Till Review | Unsubtle, but Exceptional

by Andrew Parker

Although it quite often falls into many of the same cliched trappings that plague productions aiming for awards season glory and mainstream box office success, director and co-writer Chinonye Chukwu’s pointed and impassioned Till has enough outstanding performances and a unique enough perspective to rise above other similarly well intentioned crowd stirrers. It’s far too slickly mounted and conceived to appear raw or intimate, but Till is also a film that has pleasingly little interest in rehashing black trauma in the most depressing way possible. Till isn’t a particularly hopeful film, but it does showcase great strength and resiliency.

It’s based on one of the most infamous murders of a black person in the American south during the tumultuous mid-20th century struggle for justice and equality. Fourteen year old Emmett Till (Jalyn Hall) had travelled from Chicago to the deep south of Mississippi to vacation with some cousins. Till was accused of harassment by a white woman, leading to his lynching. In the aftermath, Emmett’s mother Mamie (Danielle Deadwyler) carried out a relentless quest for justice amid a southern legal establishment that has been historically stacked against black people.

Chukwu (Clemency) has been outspoken about her desire to not wallow in the violence that surrounded Emmett Till’s disappearance and death, wanting instead to talk about the lives the young man touched and the void that was left in his wake that’s still felt today. Chukwu doesn’t explicitly show Till’s death, nor does the film need to for it to still have a lasting emotional impact. Instead of following the standard playbook that makes all historically tragic figures as depressing as possible, Chukwu takes a different approach with somewhat mixed results.

Till is a disarmingly sunny and colourful looking movie, full of brightness and vibrancy that often struggles against the harrowing and sad nature of the story. While the period details throughout Till are top notch, there’s a decidedly sanitized appearance to everything that I’m not sure is intentional. Chukwu is so focused on creating a new perspective for how such historically important narratives are told that the stylistic decisions being made ring hollow and sometimes tacky. None of this slickness is helped by the film’s worst aspect: an overblown, tacky, and wildly intrusive score from Abel Korzeniowski that flat out stomps on some of the material’s most emotional moments, always threatening to ruin otherwise great scenes with its unnecessary bombast. There are few problems with Till that can’t be fixed by toning down all the elements that seek to make this just another “prestige” picture.

Thankfully, Till has key strengths that make the sugary coating easier to take. The story has a well honed three act structure, with the first portion focusing on Emmett’s time in the south leading up to his killing, the second looking at the immediate aftermath in the wake of the young man’s disappearance, and the third (and longest) dealing with Mamie seeking justice and closure. Chukwu’s pacing in all sections of the story is patient, thoughtful, and detailed, with rich layers of emotion and historical context that are subtler and more pleasingly defined than some of the production’s otherwise obvious stylistic choices. The slow burning nature of the narrative does a wonderful job of looking beyond the well documented history of the case and building a compelling picture of all caught in its wake as wounded, but strong human beings.
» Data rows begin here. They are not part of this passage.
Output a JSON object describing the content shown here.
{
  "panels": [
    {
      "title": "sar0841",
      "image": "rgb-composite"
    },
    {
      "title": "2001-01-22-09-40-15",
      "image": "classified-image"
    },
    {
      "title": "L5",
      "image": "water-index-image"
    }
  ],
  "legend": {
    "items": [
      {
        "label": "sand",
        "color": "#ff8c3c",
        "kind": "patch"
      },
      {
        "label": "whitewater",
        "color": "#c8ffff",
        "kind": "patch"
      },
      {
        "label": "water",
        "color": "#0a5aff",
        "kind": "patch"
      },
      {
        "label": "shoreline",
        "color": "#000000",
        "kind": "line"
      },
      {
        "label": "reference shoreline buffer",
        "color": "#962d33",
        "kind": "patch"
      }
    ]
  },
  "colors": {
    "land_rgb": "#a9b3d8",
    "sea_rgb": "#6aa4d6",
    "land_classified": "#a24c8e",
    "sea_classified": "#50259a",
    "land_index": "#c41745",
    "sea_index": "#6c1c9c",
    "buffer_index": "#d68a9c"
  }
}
Even when it becomes a conventional courtroom drama in its later stages, Till remains unhurried in its desire to paint a complete picture.

At the centre of it all is Deadwyler, who shoots straight from a rising star to a fully established one with her performance as Mamie. It’s a performance that depicts Mamie as both resolute and deeply vulnerable. It’s work so daring that it isn’t afraid of seeming messy, fully aware that the character she’s portraying is brimming with contradictory feelings that can arise out of nowhere. The performance coalesces perfectly during the film’s most heartrending scene, when Mamie finally gets a chance to look at the body of her son. Even though this is a perfect example of another scene nearly ruined by the unsubtle musical score, it’s impossible to break eye contact with Deadwyler, whose performance is so commanding and delicate that the tragedy becomes painfully visceral. 

Deadwyler gets some great support from Hall as her son – with their moments together in the early going laying a lot of the foundation for what’s to come – and Sean Patrick Thomas, who it’s great to see in this high profile of a role again as Mamie’s partner, Gene. Producer Whoopi Goldberg also returns in a dramatic capacity here as Mamie’s mother, and while the veteran actress delivers a typically strong performance, the character isn’t around enough to make much more than a passing impact.

Till is a well meaning and lushly mounted history lesson that often threatens to become overly melodramatic and manipulative thanks to some unsubtle directorial choices. It would work a lot better with more restraint, but the performances and the material’s depiction of shock and grief are so strong and fully realized that it’s difficult to find a lot of fault. Most importantly, Till will leave viewers with a lot to think about, putting this case into sharper context and facilitating discussions about how it pertains to modern American life and the ways racial prejudice has evolved in its wake. If a film can do that by the time it wraps up, it’s definitely a success.

Till opens in theatres across Canada on Friday, October 21, 2022.